Washington University School of Medicine in St. Louis St. Louis, MO
V. Sviderskiy1, V. Vasudevaraja2, L. G. Dubois3, J. Stafford4, E. K. Liu2, J. Serrano5, R. Possemato2, and M. Snuderl6; 1Washington University in St. Louis, Saint Louis, MO, 2NYU Grossman School of Medicine, New York, NY, 3Federal University of Rio de Janeiro, Rio de Janeiro, Brazil, 4University of Vermont, Burlington, VT, 5New York University School of Medicine, New York, NY, 6NYU Grossman School of Medicine, New York City, NY
Purpose/Objective(s): Malignant gliomas represent a disproportionate source of cancer-related morbidity and mortality in adults and children. High-grade malignant gliomas such as adult IDH wild-type glioblastoma (GBM) and pediatric histone H3 mutated high-grade gliomas (HGG – H3) have less than an 18-month median survival despite aggressive therapy. Prior molecular characterization of adult and pediatric tumors suggests that genetically and epigenetically these tumors differ considerably. However, the metabolic differences between adult and pediatric tumors has not been assessed and may represent an opportunity to better understand these subgroups and identify novel therapeutic targets. Materials/
Methods: A total of 114 adult and pediatric primary gliomas including 18 pediatric HGG-H3 samples were freshly collected and then frozen in -800C. LC/MS based metabolomics was performed on the lipid and polar layers after sample processing. Samples with adequate remaining tissue were also collected for transcriptomic analysis with normalized read counts used for analysis of the data. MetaboAnalyst (version 3.2.0) R package was used for metabolic data preprocessing, batch correction, and differential metabolomic analysis of polar and lipid metabolites separately. Normalized batch corrected data was used to perform unsupervised principal component analysis (PCA) and generate heatmaps by examining variance and calculating Z-scores respectively. Results: Principal component analysis demonstrated clear separation of adult GBM and pediatric HGG-H3 tumors in both the polar and lipid metabolite data, suggesting key metabolic differences exist between these two subgroups.

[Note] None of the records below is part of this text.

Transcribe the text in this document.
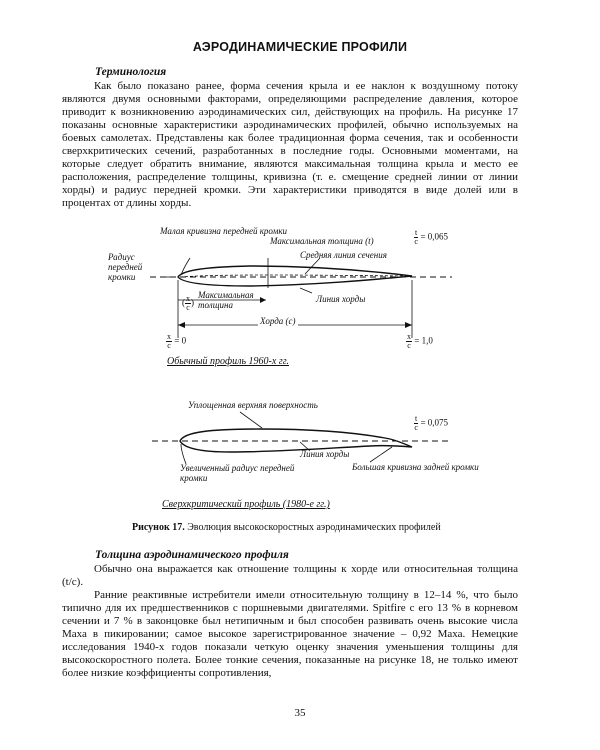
АЭРОДИНАМИЧЕСКИЕ ПРОФИЛИ
Терминология

Как было показано ранее, форма сечения крыла и ее наклон к воздушному потоку являются двумя основными факторами, определяющими распределение давления, которое приводит к возникновению аэродинамических сил, действующих на профиль. На рисунке 17 показаны основные характеристики аэродинамических профилей, обычно используемых на боевых самолетах. Представлены как более традиционная форма сечения, так и особенности сверхкритических сечений, разработанных в последние годы. Основными моментами, на которые следует обратить внимание, являются максимальная толщина крыла и место ее расположения, распределение толщины, кривизна (т. е. смещение средней линии от линии хорды) и радиус передней кромки. Эти характеристики приводятся в виде долей или в процентах от длины хорды.

Малая кривизна передней кромки
Максимальная толщина (t)	$\frac{t}{c} = 0,065$
Средняя линия сечения
Радиус передней кромки
( $\frac{x}{c}$ )
Максимальная толщина
Линия хорды
Хорда (c)
$\frac{x}{c} = 0$	$\frac{x}{c} = 1,0$
Обычный профиль 1960-х гг.
Уплощенная верхняя поверхность
$\frac{t}{c} = 0,075$
Линия хорды
Увеличенный радиус передней кромки
Большая кривизна задней кромки
Сверхкритический профиль (1980-е гг.)
Рисунок 17. Эволюция высокоскоростных аэродинамических профилей
Толщина аэродинамического профиля

Обычно она выражается как отношение толщины к хорде или относительная толщина (t/c).

Ранние реактивные истребители имели относительную толщину в 12–14 %, что было типично для их предшественников с поршневыми двигателями. Spitfire с его 13 % в корневом сечении и 7 % в законцовке был нетипичным и был способен развивать очень высокие числа Маха в пикировании; самое высокое зарегистрированное значение – 0,92 Маха. Немецкие исследования 1940-х годов показали четкую оценку значения уменьшения толщины для высокоскоростного полета. Более тонкие сечения, показанные на рисунке 18, не только имеют более низкие коэффициенты сопротивления,

35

Of the polar metabolites, glucose was the most highly enriched in pediatric HGG-H3 mutant tumors and other pediatric tumors compared to adult GBM tumors, which instead had elevated levels of lactate. These data suggest differences in availability of glucose and/or utilization of glucose for downstream pathways between these subtypes. We find that SLC2A4, which encodes the insulin-stimulated glucose transporter GLUT4, is overexpressed in the HGG-H3 samples and may facilitate this difference. Our data support adult GBM tumors instead rely more on fatty acid oxidation, as they have an abundance of acyl carnitines and have significant enrichment of transcripts needed for oxidative phosphorylation. Conclusion: Our findings suggest intrinsic differences exist in the metabolism of adult glioblastomas and high-grade pediatric gliomas, despite their histological similarities, such as the presence of microvascular proliferation and necrosis. Our data has the potential to provide new insights into metabolic vulnerabilities of these subgroups for potential targeted therapies.